Laboratory examination: Self-antibody testing: Anti-nucleus (ANA) is an important indicator of SLE screening. Almost all SLE patients ANA are positive, but ANA positive can also be found in other diseases, so they need to be tested more specifically for their own antibodies. For example, anti-twine DNA (dsDNA) antibodies, which are more diagnosticly specific to SLE and whose drip levels are often associated with disease activity; anti-Sm antibodies, which, although relatively low positive, are extremely specific and are generally detectable if positive. In addition, anti-phosphate antibodies, anti-nuclear sugar P anti-protein antibodies and other self-antibodies reflect the characteristics and activities of the disease in different ways.

General blood: Anomalous conditions of white cells, erythrocytes, slabs, e.g., reduction of white cells, anaemia, reduction of slabs, etc., can be observed.

Pee routine: helps to detect changes in protein urine, blood urine, etc. during kidney stress.

Blood sunk (ESR), C Responsive Protein (CRP): These two inflammation indicators tend to rise during disease activity, but they are not specific indicators, but are only one of the references to assist in judging the extent of disease activity.

Compensatory: The C3 and C4 levels have been declining during SLE activities and can gradually return to normal as the condition is eased, and are one of the important indicators for monitoring disease activity and treatment effectiveness.

Visual inspection: Select the appropriate method of visual examination based on the heavy and different organs.

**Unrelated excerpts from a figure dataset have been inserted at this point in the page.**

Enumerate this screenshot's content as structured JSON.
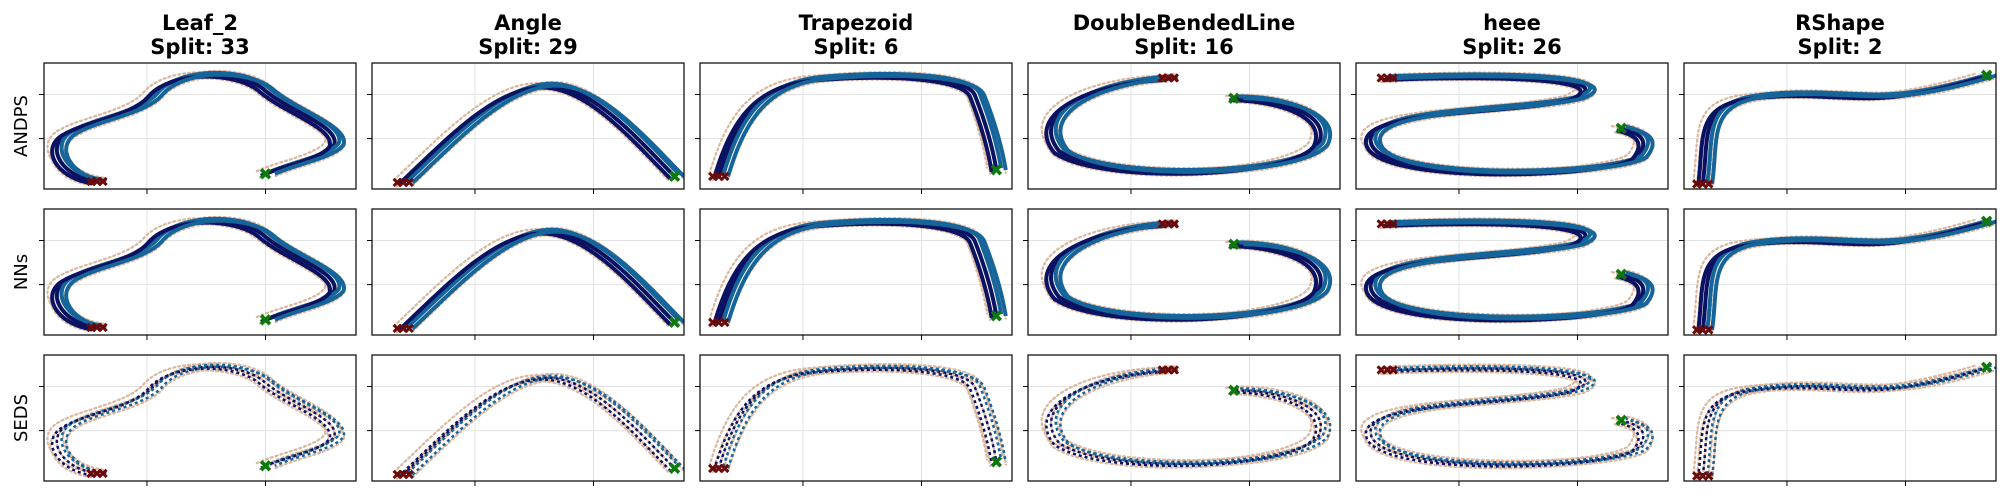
{
  "chart_data": {
    "type": "scatter",
    "layout": "3 rows x 6 columns grid of trajectory panels",
    "grid": true,
    "colors": {
      "demonstrations": "#dcb7a0",
      "trajectory_dark": "#0b1262",
      "trajectory_mid": "#16659a",
      "start_marker": "#6b0a0a",
      "goal_marker": "#0b7a0b"
    },
    "columns": [
      {
        "name": "Leaf_2",
        "split": "Split: 33"
      },
      {
        "name": "Angle",
        "split": "Split: 29"
      },
      {
        "name": "Trapezoid",
        "split": "Split: 6"
      },
      {
        "name": "DoubleBendedLine",
        "split": "Split: 16"
      },
      {
        "name": "heee",
        "split": "Split: 26"
      },
      {
        "name": "RShape",
        "split": "Split: 2"
      }
    ],
    "rows": [
      "ANDPS",
      "NNs",
      "SEDS"
    ],
    "ylim": [
      0,
      1
    ],
    "xlim": [
      0,
      1
    ],
    "markers": [
      {
        "column": "Leaf_2",
        "start": [
          0.17,
          0.06
        ],
        "goal": [
          0.71,
          0.12
        ]
      },
      {
        "column": "Angle",
        "start": [
          0.1,
          0.05
        ],
        "goal": [
          0.97,
          0.1
        ]
      },
      {
        "column": "Trapezoid",
        "start": [
          0.06,
          0.1
        ],
        "goal": [
          0.95,
          0.15
        ]
      },
      {
        "column": "DoubleBendedLine",
        "start": [
          0.45,
          0.88
        ],
        "goal": [
          0.66,
          0.72
        ]
      },
      {
        "column": "heee",
        "start": [
          0.1,
          0.88
        ],
        "goal": [
          0.85,
          0.48
        ]
      },
      {
        "column": "RShape",
        "start": [
          0.06,
          0.04
        ],
        "goal": [
          0.97,
          0.9
        ]
      }
    ]
  }
}
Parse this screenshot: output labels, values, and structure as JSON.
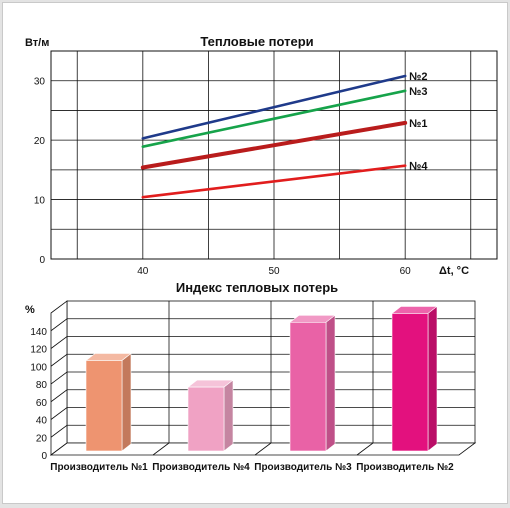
{
  "chart_data": [
    {
      "type": "line",
      "title": "Тепловые потери",
      "ylabel": "Вт/м",
      "xlabel": "Δt, °C",
      "x_ticks": [
        40,
        50,
        60
      ],
      "y_ticks": [
        0,
        10,
        20,
        30
      ],
      "xlim": [
        33,
        67
      ],
      "ylim": [
        0,
        35
      ],
      "grid": true,
      "series": [
        {
          "name": "№2",
          "x": [
            40,
            60
          ],
          "values": [
            20.3,
            30.8
          ],
          "color": "#1f3a8a"
        },
        {
          "name": "№3",
          "x": [
            40,
            60
          ],
          "values": [
            18.9,
            28.3
          ],
          "color": "#16a34a"
        },
        {
          "name": "№1",
          "x": [
            40,
            60
          ],
          "values": [
            15.4,
            22.9
          ],
          "color": "#b91c1c"
        },
        {
          "name": "№4",
          "x": [
            40,
            60
          ],
          "values": [
            10.4,
            15.7
          ],
          "color": "#e11d1d"
        }
      ]
    },
    {
      "type": "bar",
      "title": "Индекс тепловых потерь",
      "ylabel": "%",
      "y_ticks": [
        0,
        20,
        40,
        60,
        80,
        100,
        120,
        140
      ],
      "ylim": [
        0,
        160
      ],
      "grid": true,
      "categories": [
        "Производитель №1",
        "Производитель №4",
        "Производитель №3",
        "Производитель №2"
      ],
      "values": [
        102,
        72,
        145,
        155
      ],
      "colors": [
        "#ee9470",
        "#f0a2c4",
        "#e962a6",
        "#e3117e"
      ]
    }
  ]
}
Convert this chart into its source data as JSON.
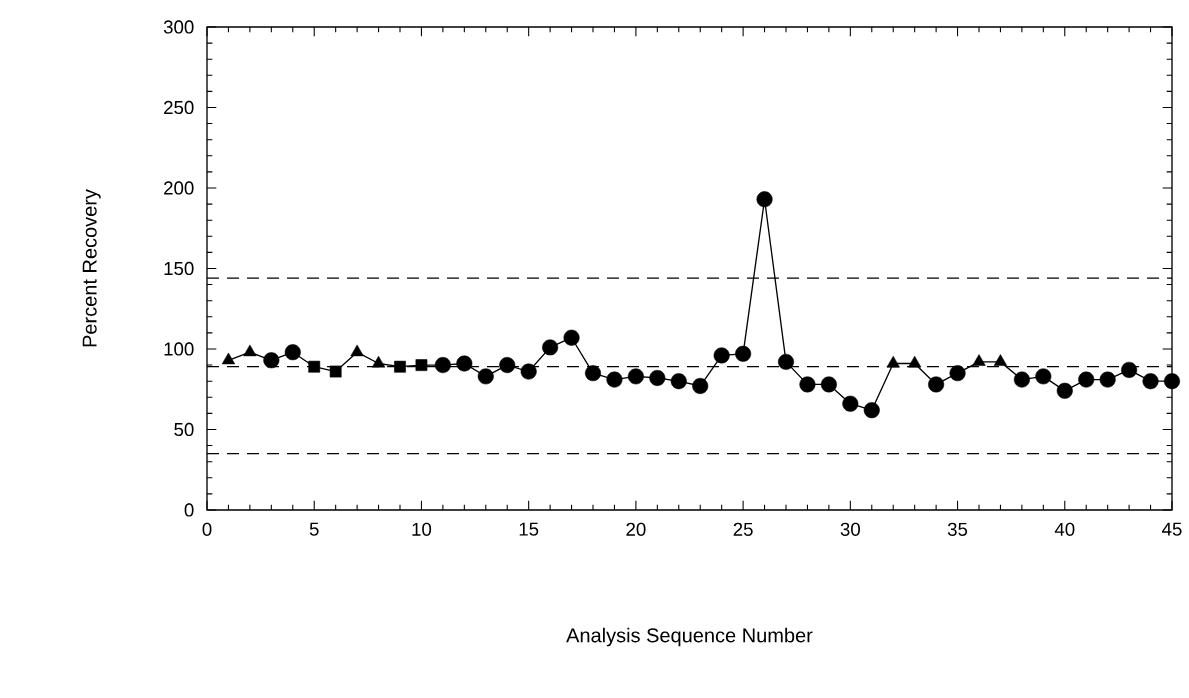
{
  "chart_data": {
    "type": "line",
    "xlabel": "Analysis Sequence Number",
    "ylabel": "Percent Recovery",
    "xlim": [
      0,
      45
    ],
    "xticks": [
      0,
      5,
      10,
      15,
      20,
      25,
      30,
      35,
      40,
      45
    ],
    "ylim": [
      0,
      300
    ],
    "yticks": [
      0,
      50,
      100,
      150,
      200,
      250,
      300
    ],
    "line_style": "solid",
    "series": [
      {
        "marker": "none",
        "color": "#000000",
        "x": [
          1,
          2,
          3,
          4,
          5,
          6,
          7,
          8,
          9,
          10,
          11,
          12,
          13,
          14,
          15,
          16,
          17,
          18,
          19,
          20,
          21,
          22,
          23,
          24,
          25,
          26,
          27,
          28,
          29,
          30,
          31,
          32,
          33,
          34,
          35,
          36,
          37,
          38,
          39,
          40,
          41,
          42,
          43,
          44,
          45
        ],
        "values": [
          93,
          98,
          93,
          98,
          89,
          86,
          98,
          91,
          89,
          90,
          90,
          91,
          83,
          90,
          86,
          101,
          107,
          85,
          81,
          83,
          82,
          80,
          77,
          96,
          97,
          193,
          92,
          78,
          78,
          66,
          62,
          91,
          91,
          78,
          85,
          92,
          92,
          81,
          83,
          74,
          81,
          81,
          87,
          80,
          80
        ]
      },
      {
        "type": "scatter",
        "marker": "triangle",
        "color": "#000000",
        "x": [
          1,
          2,
          7,
          8,
          32,
          33,
          36,
          37
        ],
        "values": [
          93,
          98,
          98,
          91,
          91,
          91,
          92,
          92
        ]
      },
      {
        "type": "scatter",
        "marker": "square",
        "color": "#000000",
        "x": [
          5,
          6,
          9,
          10
        ],
        "values": [
          89,
          86,
          89,
          90
        ]
      },
      {
        "type": "scatter",
        "marker": "circle",
        "color": "#000000",
        "x": [
          3,
          4,
          11,
          12,
          13,
          14,
          15,
          16,
          17,
          18,
          19,
          20,
          21,
          22,
          23,
          24,
          25,
          26,
          27,
          28,
          29,
          30,
          31,
          34,
          35,
          38,
          39,
          40,
          41,
          42,
          43,
          44,
          45
        ],
        "values": [
          93,
          98,
          90,
          91,
          83,
          90,
          86,
          101,
          107,
          85,
          81,
          83,
          82,
          80,
          77,
          96,
          97,
          193,
          92,
          78,
          78,
          66,
          62,
          78,
          85,
          81,
          83,
          74,
          81,
          81,
          87,
          80,
          80
        ]
      }
    ],
    "ref_lines": [
      {
        "axis": "y",
        "value": 144,
        "line_style": "dashed",
        "color": "#000000"
      },
      {
        "axis": "y",
        "value": 89,
        "line_style": "dashed",
        "color": "#000000"
      },
      {
        "axis": "y",
        "value": 35,
        "line_style": "dashed",
        "color": "#000000"
      }
    ]
  }
}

For example, a chest X-line or CT examination can reveal the presence of CPRs, chest cavity fluids and pulmonary pathologies; kidney ultrasounds can observe kidney morphology, structure and assist in the determination of renal dysentery; MRI helps to screen brain dysentery in case of nervous system stress.

Diagnostic criteria

Classification criteria developed by the American Society for Rheumatism (ACR) and the Systemic International Clinical Collaborative Group for Red Lupus (SLICC) are commonly used. For example, the SLICC standard presents a combination of clinical criteria (e.g. acute or sub-acute skin lupus, chronic skin lupus, oral ulcer, etc.) and immunological criteria (e.g. ANA positive, ds DNA anti-positive, Sm anti-positive, etc.) that can be diagnosed as systemic red erythalamus when a certain number of conditions are met.